American businesswoman

Alma Asay was the CEO and co-founder, along with Dana Peterson, of Allegory Law, a legal technology company that provided a software platform for litigation management.

== Career ==
Asay co-founded Allegory Law after departing a career at Gibson Dunn & Crutcher, where she learned from and worked with top litigation attorney Orin Snyder working on complex litigation. Disagreements with Peterson led to the founding team breakup, and Asay had to sell her home to fund the startup, leading to her having to stay on couches of friends and family to extend her financial runway. In addition, in the early stages of the startup, the members of Asay's engineering team were paid in equity; and when they decided the product was ready to launch, Asay disagreed, thinking more work was needed. This forced the company to a standstill, and it took a year to raise the money needed to buy out her partners so she could restart her work. Since then, Asay closed a convertible debt round in early 2014, raised $715,000 from individuals in late 2016, and raised $500,000 from legal tech executives and investors in early 2017.

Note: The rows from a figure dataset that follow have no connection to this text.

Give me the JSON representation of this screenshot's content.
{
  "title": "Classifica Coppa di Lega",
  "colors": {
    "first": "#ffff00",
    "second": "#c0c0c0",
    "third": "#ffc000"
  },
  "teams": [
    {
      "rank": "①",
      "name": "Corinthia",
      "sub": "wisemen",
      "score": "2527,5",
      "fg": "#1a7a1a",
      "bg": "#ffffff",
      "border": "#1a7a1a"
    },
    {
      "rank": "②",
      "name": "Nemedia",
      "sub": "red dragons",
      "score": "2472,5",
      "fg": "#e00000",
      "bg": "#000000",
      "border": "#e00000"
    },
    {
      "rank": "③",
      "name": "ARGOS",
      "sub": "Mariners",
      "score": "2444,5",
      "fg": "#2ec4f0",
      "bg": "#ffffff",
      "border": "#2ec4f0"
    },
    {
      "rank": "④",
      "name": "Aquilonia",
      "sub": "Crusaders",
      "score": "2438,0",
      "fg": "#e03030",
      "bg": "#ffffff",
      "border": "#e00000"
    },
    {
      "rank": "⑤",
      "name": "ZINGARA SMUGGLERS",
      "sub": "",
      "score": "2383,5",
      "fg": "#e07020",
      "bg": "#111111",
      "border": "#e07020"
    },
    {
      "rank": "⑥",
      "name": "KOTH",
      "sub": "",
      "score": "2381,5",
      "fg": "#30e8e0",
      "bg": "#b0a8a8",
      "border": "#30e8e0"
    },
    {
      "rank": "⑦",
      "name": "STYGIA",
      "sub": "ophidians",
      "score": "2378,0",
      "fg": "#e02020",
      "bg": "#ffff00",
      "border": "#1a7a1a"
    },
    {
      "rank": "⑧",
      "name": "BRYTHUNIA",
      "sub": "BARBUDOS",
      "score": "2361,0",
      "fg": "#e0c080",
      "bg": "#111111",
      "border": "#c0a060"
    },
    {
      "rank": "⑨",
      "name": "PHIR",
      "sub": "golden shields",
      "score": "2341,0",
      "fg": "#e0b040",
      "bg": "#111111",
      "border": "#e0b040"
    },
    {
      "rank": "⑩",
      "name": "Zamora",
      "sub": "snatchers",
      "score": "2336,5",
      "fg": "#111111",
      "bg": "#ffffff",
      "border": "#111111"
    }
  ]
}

Allegory Law was acquired by New York-based Integreon in November 2017, Asay joined Integreon as Chief Innovation Officer. On March 30, 2022, Asay joined a legal technology company, Litera, where she joined LiteraTV lineup ahead of its launch. A few months thereafter, on August 21, 2020, Litera acquired Allegory Law from Integreon, reuniting the founder to her original legaltech startup. However, Asay has mentioned in interviews that Litera did not consult her during its strategic planning sessions to acquire Allegory Law and she did not take any leadership role with respect to Allegory Law after its acquisition, which had been rebranded as Litera Litigate. As of June 28, 2021, Asay joined the law firm Crowell & Moring as the senior director of practice innovation and client value.

Asay is regularly invited to speak on the topics of legal technology and innovation. She is also vocal on the topic of women entrepreneurs in technology. In 2016, she was named one of the ABA Legal Technology Research Center's Women of Legal Tech, as well as a winner of the FastCase 50.

Asay received her B.A. in Psychology from the Pennsylvania State University, then received her J.D. from the NYU School of Law.